The only child of a mother from Barbados and a father from Nigeria, Edebiri is very close to her parents, who raised her in Dorchester, a predominantly working-class neighborhood of Boston. Her mother was religious and took her every Sunday to Pentecostal church, and Edibiri credits the Bible with inspiring her to write and develop stories. Her father, on the other hand, took her to the movies. Now that her role in The Bear is that of a cook, she has stated on occasion that her mother is “incredible” in the kitchen.
The twists and turns of Edibiri’s career were not what her parents had in mind for their daughter. When she left Boston for New York to study teaching, she told The New Yorker that they were full of “encouragement,” but took longer to get on board when she switched to screenwriting and then acting. “Now it’s very comforting that my parents know what I do,” she said in an interview with Gold Derby. “They’re like, ‘Just to confirm, you won’t be moving back? You’re done? You’re good?’” At the Emmy’s, she dedicated her speech to them, saying, “Probably not a dream to immigrate to this country and have your child say, ‘I wanna do improv.’”
The improvisation and comedy sketches started thanks to her then partner Rachel Sennott, who introduced her to the New York monologue and stand-up scene. A perfectionist and hard worker, she performed her own writing and got the bug. She went from venue to venue, performing up to three times a day. She also started writing scripts with Sennott in what began as a comedy duo and ended up as a three-episode series in 2020, Ayo and Rachel are Single on Comedy Central. Although almost five years have passed since then, some of the pair’s followers on social media appear to have difficulty separating fact from fiction. In reality, each has a partner: Sennott, actor Logan Miller, and Edebiri, comedian Colin Burgess.

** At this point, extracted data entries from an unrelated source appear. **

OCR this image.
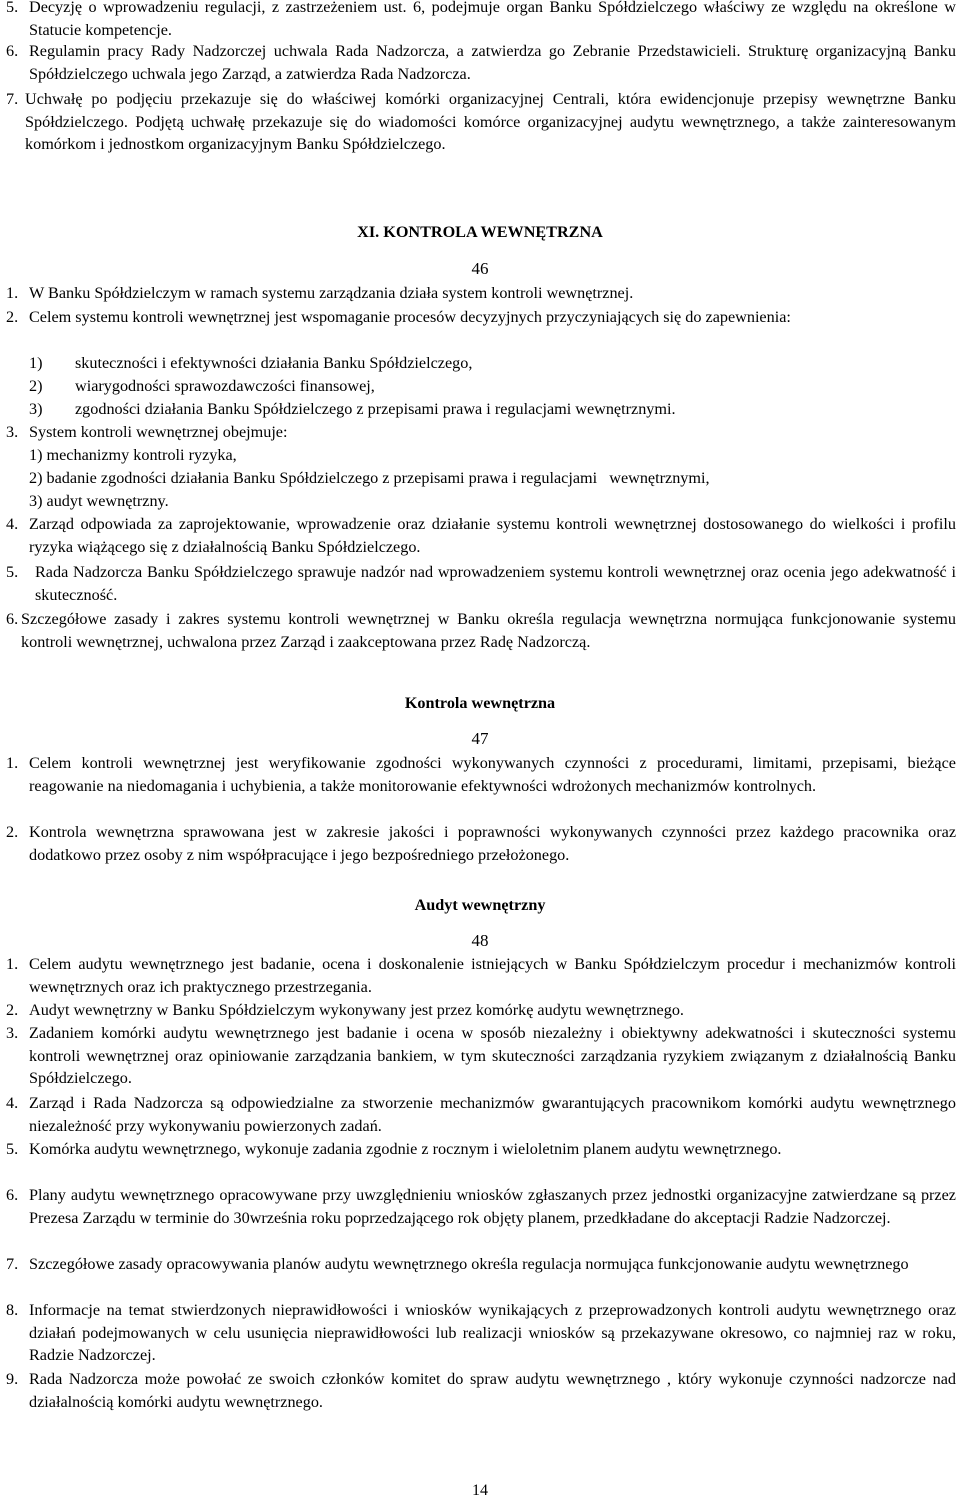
5. Decyzję o wprowadzeniu regulacji, z zastrzeżeniem ust. 6, podejmuje organ Banku Spółdzielczego właściwy ze względu na określone w Statucie kompetencje.
6. Regulamin pracy Rady Nadzorczej uchwala Rada Nadzorcza, a zatwierdza go Zebranie Przedstawicieli. Strukturę organizacyjną Banku Spółdzielczego uchwala jego Zarząd, a zatwierdza Rada Nadzorcza.
7. Uchwałę po podjęciu przekazuje się do właściwej komórki organizacyjnej Centrali, która ewidencjonuje przepisy wewnętrzne Banku Spółdzielczego. Podjętą uchwałę przekazuje się do wiadomości komórce organizacyjnej audytu wewnętrznego, a także zainteresowanym komórkom i jednostkom organizacyjnym Banku Spółdzielczego.
XI. KONTROLA WEWNĘTRZNA
46
1. W Banku Spółdzielczym w ramach systemu zarządzania działa system kontroli wewnętrznej.
2. Celem systemu kontroli wewnętrznej jest wspomaganie procesów decyzyjnych przyczyniających się do zapewnienia:
1) skuteczności i efektywności działania Banku Spółdzielczego,
2) wiarygodności sprawozdawczości finansowej,
3) zgodności działania Banku Spółdzielczego z przepisami prawa i regulacjami wewnętrznymi.
3. System kontroli wewnętrznej obejmuje:
1) mechanizmy kontroli ryzyka,
2) badanie zgodności działania Banku Spółdzielczego z przepisami prawa i regulacjami   wewnętrznymi,
3) audyt wewnętrzny.
4. Zarząd odpowiada za zaprojektowanie, wprowadzenie oraz działanie systemu kontroli wewnętrznej dostosowanego do wielkości i profilu ryzyka wiążącego się z działalnością Banku Spółdzielczego.
5.	Rada Nadzorcza Banku Spółdzielczego sprawuje nadzór nad wprowadzeniem systemu kontroli wewnętrznej oraz ocenia jego adekwatność i skuteczność.
6. Szczegółowe zasady i zakres systemu kontroli wewnętrznej w Banku określa regulacja wewnętrzna normująca funkcjonowanie systemu kontroli wewnętrznej, uchwalona przez Zarząd i zaakceptowana przez Radę Nadzorczą.
Kontrola wewnętrzna
47
1. Celem kontroli wewnętrznej jest weryfikowanie zgodności wykonywanych czynności z procedurami, limitami, przepisami, bieżące reagowanie na niedomagania i uchybienia, a także monitorowanie efektywności wdrożonych mechanizmów kontrolnych.
2. Kontrola wewnętrzna sprawowana jest w zakresie jakości i poprawności wykonywanych czynności przez każdego pracownika oraz dodatkowo przez osoby z nim współpracujące i jego bezpośredniego przełożonego.
Audyt wewnętrzny
48
1. Celem audytu wewnętrznego jest badanie, ocena i doskonalenie istniejących w Banku Spółdzielczym procedur i mechanizmów kontroli wewnętrznych oraz ich praktycznego przestrzegania.
2. Audyt wewnętrzny w Banku Spółdzielczym wykonywany jest przez komórkę audytu wewnętrznego.
3. Zadaniem komórki audytu wewnętrznego jest badanie i ocena w sposób niezależny i obiektywny adekwatności i skuteczności systemu kontroli wewnętrznej oraz opiniowanie zarządzania bankiem, w tym skuteczności zarządzania ryzykiem związanym z działalnością Banku Spółdzielczego.
4. Zarząd i Rada Nadzorcza są odpowiedzialne za stworzenie mechanizmów gwarantujących pracownikom komórki audytu wewnętrznego niezależność przy wykonywaniu powierzonych zadań.
5. Komórka audytu wewnętrznego, wykonuje zadania zgodnie z rocznym i wieloletnim planem audytu wewnętrznego.
6. Plany audytu wewnętrznego opracowywane przy uwzględnieniu wniosków zgłaszanych przez jednostki organizacyjne zatwierdzane są przez Prezesa Zarządu w terminie do 30września roku poprzedzającego rok objęty planem, przedkładane do akceptacji Radzie Nadzorczej.
7. Szczegółowe zasady opracowywania planów audytu wewnętrznego określa regulacja normująca funkcjonowanie audytu wewnętrznego
8. Informacje na temat stwierdzonych nieprawidłowości i wniosków wynikających z przeprowadzonych kontroli audytu wewnętrznego oraz działań podejmowanych w celu usunięcia nieprawidłowości lub realizacji wniosków są przekazywane okresowo, co najmniej raz w roku, Radzie Nadzorczej.
9. Rada Nadzorcza może powołać ze swoich członków komitet do spraw audytu wewnętrznego , który wykonuje czynności nadzorcze nad działalnością komórki audytu wewnętrznego.
14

In several of her interviews, Edebiri explains that it feels weird to be an actress, and that she never thought she fit the Hollywood standard; she felt she had neither the charisma nor the looks for it: “I wanted a real job that would make me money,” she told The New Yorker. Not only has she succeeded, but she has become an actress respected by her co-stars and critics alike. Those working with her on The Bear have only good things to say about her. They mention her ease, her control of the situation, her attention to detail and her encyclopedic knowledge of film. She joined Allen White at a hospitality college and both have worked in kitchens to get a feel for the routine and the space. Now she appreciates the work that goes on behind the scenes in the hospitality industry, but likes to keep it on set. “People will come up to me at restaurants [and] be like, ‘Can you cook?’ And [I’m like] ‘I’m not helping. I’m off duty right now,’” she told The Hollywood Reporter.
Bubbly and refreshingly normal, the recent accolades have only reinforced Edibiri’s awareness of how lucky she is. “I like my job. I feel like it’s a real privilege to like what I do and feel challenged by what I do and just want to keep working, keep learning,” she said to The Hollywood Reporter. “That’s kind of the main goal right now.” After all, the dental insurance is in the bag.